La testimonianza in aula nel processo per i depistaggi: "Questa storia ci ha distrutto"
"Stefano aveva una vita davanti, poi è successo quello che è successo". A dirlo Rita Calore, la mamma di Stefano Cucchi sentita come testimone nel processo sui presunti depistaggi seguiti alla morte del figlio, che vede imputati otto carabinieri. "Stefano aveva avuto dei problemi e aveva frequentato la comunità di recupero per 4 anni, ne era uscito benissimo - ha detto la mamma di Stefano Cucchi che è parte civile nel processo - lavorava col padre, si stava ricostruendo una vita. Nei mesi che hanno preceduto il suo arresto e la sua morte, era tornato quello che era sempre stato da piccolo e da adolescente. Stefano stava benissimo, si alzava la mattina e andava a correre, passava in chiesa per dire una preghiera. Andava al lavoro da mattina a sera e poi in palestra. Erano anni che non soffriva più di crisi epilettiche".
Su Stefano "hanno detto di tutto e di più. Sono state detto cose inventate e inaccettabili, che era anoressico, che era sieropositivo. Cose dette per fare male a noi e a Stefano. Stefano mangiava, curava l’alimentazione per via dello sport che praticava, il pugilato", ha raccontato la madre. Il giorno dell’arresto, ha spiegato, "era stato a cena da noi, abbiamo riso, scherzato, stava benissimo". "Questa storia ci ha distrutto fisicamente e economicamente: abbiamo passato momenti terribili, abbiamo chiesto prestiti in banca per far fronte alle spese del processo. Il lavoro ne ha risentito, lo studio, dove lavorava anche mia figlia Ilaria, è andato sempre peggio, alcuni nostri dipendenti sono andati via. Per dieci anni - ha continuato Calore - non ho mancato un’udienza, poi mi sono ammalata prima io, poi mio marito".

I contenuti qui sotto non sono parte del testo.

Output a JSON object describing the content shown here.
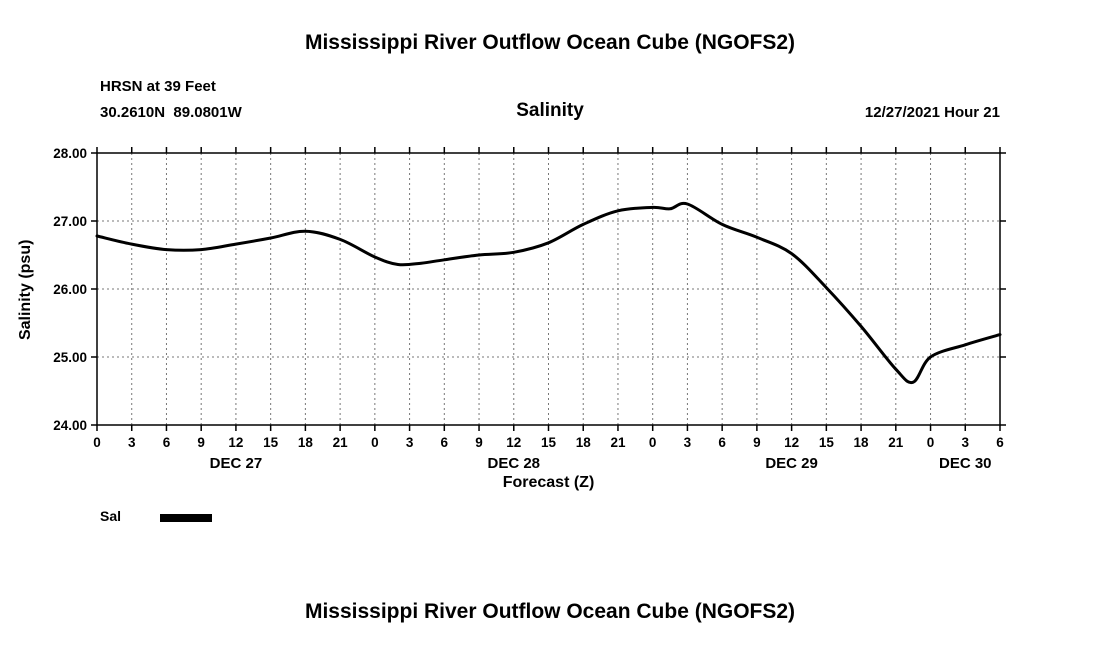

All’istituto di medica legale "ci fecero vedere il cadavere dietro una teca di vetro. E io - ha detto la madre di Stefano - che lo avevo partorito, per una frazione di secondo ho fatto fatica a riconoscerlo. Aveva un lenzuolo sul corpo, era coperto fino al collo, era uno scheletro, con gli occhi mezzi aperti, la bocca aperta. Solo dopo abbiamo scoperto il resto del corpo, con le fratture dietro la schiena. C’erano tantissimi poliziotti lì e ne ricordo uno che girava intorno alla teca scuotendo la testa come a dire 'non è possibile". "Davanti a quel corpo - ha raccontato Rita Calore - abbiamo giurato che verità e giustizia sarebbero venute fuori. Poi arrivò la decisione di rendere pubbliche le foto del suo corpo, all’inizio ero contraria ma se non avessimo pubblicato le foto nessuno ci avrebbe creduto. Leggevamo le cattiverie più nere".
"Noi non avevamo assolutamente abbandonato Stefano", ha detto dal canto suo Giovanni Cucchi, padre di Stefano, ricordando che il figlio "si era ripreso dalla droga, stava bene, lavorava con me, era entusiasta del lavoro. Quando è stato arrestato per droga mi è caduto il mondo addosso, una doccia fredda". "Porto sempre con me una lettera di Stefano scritta nell'agosto 2006 per dimostrare che mio figlio teneva alla sua famiglia e noi a lui". Una lettera che e’ stata letta oggi in aula tra le lacrime dal padre di Stefano. "Ilaria ha dovuto scrivere un libro per smentire che noi lo avessimo abbandonato. La sera dell'arresto nessuno gli ha rivolto brutte parole. Certo, eravamo delusi".
In tribunale "lo avevo visto col volto sfigurato, gonfio come una zampogna e con le borse sotto gli occhi. In aula Stefano mi disse 'papà, sono stato incastrato'. Aveva la manette e buttandomi le braccia al collo mi disse 'è finita' e io lo tranquillizzai dicendo 'ti portiamo in comunità'".